Although the laws vary from one state to the next, there are several instances where it’s quite possible that lump-sum payments could be ordered. In some cases, they may even be ordered and taken in the form of garnishment. This ensures that the individual responsible for paying can’t say they don’t have the money.
The best thing that you can do is to hire a reputable divorce attorney that can help you with all aspects of the process, including the aftermath and trying to ensure that the children are taken care of. There may be circumstances where these payments are required by the courts, even if they aren’t requested by one of the spouses. But because of all the variables, it’s best to just have your own dedicated attorney to answer all of your case-specific questions.
Under What Circumstances Would Lump-Sum Child Support Be Paid?
The courts can order a lump-sum payment to be made to catch up on arrears, or child support payments that are behind. For example, if a parent lost their job and got behind but they are now working a better job with more income, the court may order them to pay the arrears in full by a certain date. They may also request a larger lump-sum payment that isn’t the full amount, but that helps put a dent in the past due balance much faster than a smaller weekly or other regular payment.
If there is a change in the amount of child support that was not implemented right away, a parent might find themselves behind because they weren’t paying what they should through little fault of their own. This is another instance when lump-sum payments might be ordered by the courts. You will have to talk to your lawyer so that you know what to expect in your specific case.
Is Lump-Sum Child Support Taxable?
Lump-sum payments are made from income that has already been taxed, like all child support payments. Therefore, no child support is considered taxable. It’s also not able to be deducted from your taxes, unlike alimony payments, which may be considered taxable or deductible in certain circumstances.

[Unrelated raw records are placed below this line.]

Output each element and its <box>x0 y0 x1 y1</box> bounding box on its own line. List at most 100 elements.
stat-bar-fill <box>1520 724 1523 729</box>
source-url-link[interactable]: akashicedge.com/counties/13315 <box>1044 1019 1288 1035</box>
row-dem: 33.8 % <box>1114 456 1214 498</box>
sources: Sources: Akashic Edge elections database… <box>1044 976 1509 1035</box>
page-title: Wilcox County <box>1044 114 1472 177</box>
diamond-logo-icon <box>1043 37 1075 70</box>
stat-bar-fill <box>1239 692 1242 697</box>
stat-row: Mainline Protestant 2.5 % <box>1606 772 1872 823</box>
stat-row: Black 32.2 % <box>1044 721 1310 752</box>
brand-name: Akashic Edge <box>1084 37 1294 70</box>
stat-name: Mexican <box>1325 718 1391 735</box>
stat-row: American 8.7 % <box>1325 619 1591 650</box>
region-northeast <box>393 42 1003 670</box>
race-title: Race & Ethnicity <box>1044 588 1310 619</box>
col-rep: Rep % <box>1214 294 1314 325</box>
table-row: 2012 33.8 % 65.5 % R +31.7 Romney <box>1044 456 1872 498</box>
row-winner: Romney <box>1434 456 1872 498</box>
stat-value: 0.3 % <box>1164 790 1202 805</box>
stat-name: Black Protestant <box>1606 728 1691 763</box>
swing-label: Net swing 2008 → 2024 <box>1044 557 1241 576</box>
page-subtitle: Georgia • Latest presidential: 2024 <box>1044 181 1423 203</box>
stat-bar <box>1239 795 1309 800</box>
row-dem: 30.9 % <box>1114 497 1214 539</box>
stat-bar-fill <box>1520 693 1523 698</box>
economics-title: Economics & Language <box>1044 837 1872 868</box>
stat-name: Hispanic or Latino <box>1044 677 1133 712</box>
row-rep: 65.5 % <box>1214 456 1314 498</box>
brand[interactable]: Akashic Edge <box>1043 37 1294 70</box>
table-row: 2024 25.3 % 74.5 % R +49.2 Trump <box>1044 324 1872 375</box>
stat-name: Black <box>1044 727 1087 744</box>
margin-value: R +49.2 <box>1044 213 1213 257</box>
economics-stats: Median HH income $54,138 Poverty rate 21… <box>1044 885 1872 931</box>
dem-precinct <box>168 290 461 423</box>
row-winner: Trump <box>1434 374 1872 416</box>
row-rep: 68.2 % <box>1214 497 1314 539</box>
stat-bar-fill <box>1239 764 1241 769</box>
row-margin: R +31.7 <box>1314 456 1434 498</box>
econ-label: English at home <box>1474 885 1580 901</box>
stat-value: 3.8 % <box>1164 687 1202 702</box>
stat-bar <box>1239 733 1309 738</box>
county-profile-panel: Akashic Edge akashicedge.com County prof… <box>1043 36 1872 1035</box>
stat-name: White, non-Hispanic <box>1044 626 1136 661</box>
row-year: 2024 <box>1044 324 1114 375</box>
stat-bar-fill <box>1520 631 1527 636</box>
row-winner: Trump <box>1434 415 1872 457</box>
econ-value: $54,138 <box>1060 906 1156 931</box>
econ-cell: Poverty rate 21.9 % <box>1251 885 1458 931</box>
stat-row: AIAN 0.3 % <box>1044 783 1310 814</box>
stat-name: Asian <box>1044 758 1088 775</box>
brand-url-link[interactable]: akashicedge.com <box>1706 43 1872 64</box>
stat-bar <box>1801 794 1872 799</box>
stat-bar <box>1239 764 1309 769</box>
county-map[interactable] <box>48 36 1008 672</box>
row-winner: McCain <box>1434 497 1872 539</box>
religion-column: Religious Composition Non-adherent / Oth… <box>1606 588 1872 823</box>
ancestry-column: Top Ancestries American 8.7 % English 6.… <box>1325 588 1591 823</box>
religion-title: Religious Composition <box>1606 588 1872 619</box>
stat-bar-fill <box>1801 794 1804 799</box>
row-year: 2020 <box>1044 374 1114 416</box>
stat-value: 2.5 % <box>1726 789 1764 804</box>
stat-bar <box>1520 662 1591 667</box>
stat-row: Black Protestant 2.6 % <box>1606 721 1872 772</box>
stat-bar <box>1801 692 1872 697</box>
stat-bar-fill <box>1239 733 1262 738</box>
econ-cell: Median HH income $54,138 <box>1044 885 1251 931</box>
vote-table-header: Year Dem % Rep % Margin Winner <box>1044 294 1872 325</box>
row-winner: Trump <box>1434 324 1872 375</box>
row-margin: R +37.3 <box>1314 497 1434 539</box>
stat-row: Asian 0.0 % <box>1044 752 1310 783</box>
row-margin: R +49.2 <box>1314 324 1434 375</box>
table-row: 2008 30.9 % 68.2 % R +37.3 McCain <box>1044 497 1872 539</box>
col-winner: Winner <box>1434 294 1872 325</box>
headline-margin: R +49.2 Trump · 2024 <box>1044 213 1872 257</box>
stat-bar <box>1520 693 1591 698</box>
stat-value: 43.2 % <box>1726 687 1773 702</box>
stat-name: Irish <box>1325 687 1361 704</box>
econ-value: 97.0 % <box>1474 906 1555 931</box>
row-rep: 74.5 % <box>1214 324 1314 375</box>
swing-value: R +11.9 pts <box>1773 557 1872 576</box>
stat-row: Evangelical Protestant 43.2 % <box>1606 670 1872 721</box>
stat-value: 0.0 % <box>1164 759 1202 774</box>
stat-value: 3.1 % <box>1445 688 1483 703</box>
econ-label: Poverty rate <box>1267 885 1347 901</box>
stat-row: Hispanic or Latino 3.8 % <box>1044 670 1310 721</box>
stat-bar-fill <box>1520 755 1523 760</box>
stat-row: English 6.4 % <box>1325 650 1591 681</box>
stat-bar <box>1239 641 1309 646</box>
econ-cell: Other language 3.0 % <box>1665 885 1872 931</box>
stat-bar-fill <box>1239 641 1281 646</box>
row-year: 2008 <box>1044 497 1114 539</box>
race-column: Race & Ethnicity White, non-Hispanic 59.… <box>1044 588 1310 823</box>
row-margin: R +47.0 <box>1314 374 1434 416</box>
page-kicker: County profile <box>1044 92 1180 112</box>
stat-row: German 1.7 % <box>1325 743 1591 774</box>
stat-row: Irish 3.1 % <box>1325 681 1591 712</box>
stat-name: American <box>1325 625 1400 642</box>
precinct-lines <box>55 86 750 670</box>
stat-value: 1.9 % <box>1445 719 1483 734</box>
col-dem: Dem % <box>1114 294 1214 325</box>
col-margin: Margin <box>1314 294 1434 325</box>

Parents may be able to claim a child as a dependent on their tax return. However, this can only be done by one parent, so in the case of separation or divorce, it will have to be agreed upon as to who gets to claim which children on the taxes. The courts may also dictate this if the parents can’t agree, or if there is a child support issue that could be resolved by changing the dependent claimant.
Always consult your accountant or tax attorney before filing taxes after a divorce. This will ensure that you cover everything and make the right deductions and claims, which can impact the future child support payments that you’re required to make. If your taxes show that you’re making less, after all, the courts can’t expect you to pay the same amount as you were paying before. It’s a lot of negotiation, but it’s worth it and it’s simple when you’ve got a lawyer on your side.
What if Lump-Sum Payments Aren’t Feasible?
Some parents simply can’t afford to spend a lot of money at once. Even though they love their children and they want to support them, being held accountable for a large lump-sum payment could be insurmountable, even to the most dedicated. For example, if a parent only makes $500 a week and the court wants to take a lump-sum payment to catch up arrears in the amount of $1,200, that would cost them nearly two and a half paychecks, which is a significant portion of income.
In those instances, people may be able to petition the court for payment arrangements or to be able to lower the lump-sum payment amount to something more feasible. After all, everyone wants the same thing here: for the children to get the support they deserve, both financially and otherwise. If you show the courts that you’re willing to work with them, they’ll be more likely to help you come to the right solution.
The Bottom Line
Going through a divorce is a tricky process. It can also get expensive. It’s natural to worry about things like child support payments and how they’re made. The best thing that you can do is to be honest with the courts, hold up your end of the bargain, and get a reputable lawyer who can help you navigate the process. Child support is the least that kids deserve and if lump-sum payments are deemed necessary by the courts, they may be ordered in just about any case. If you’re the parent fighting to get support, this can give you some peace of mind that your child will get what they are owed.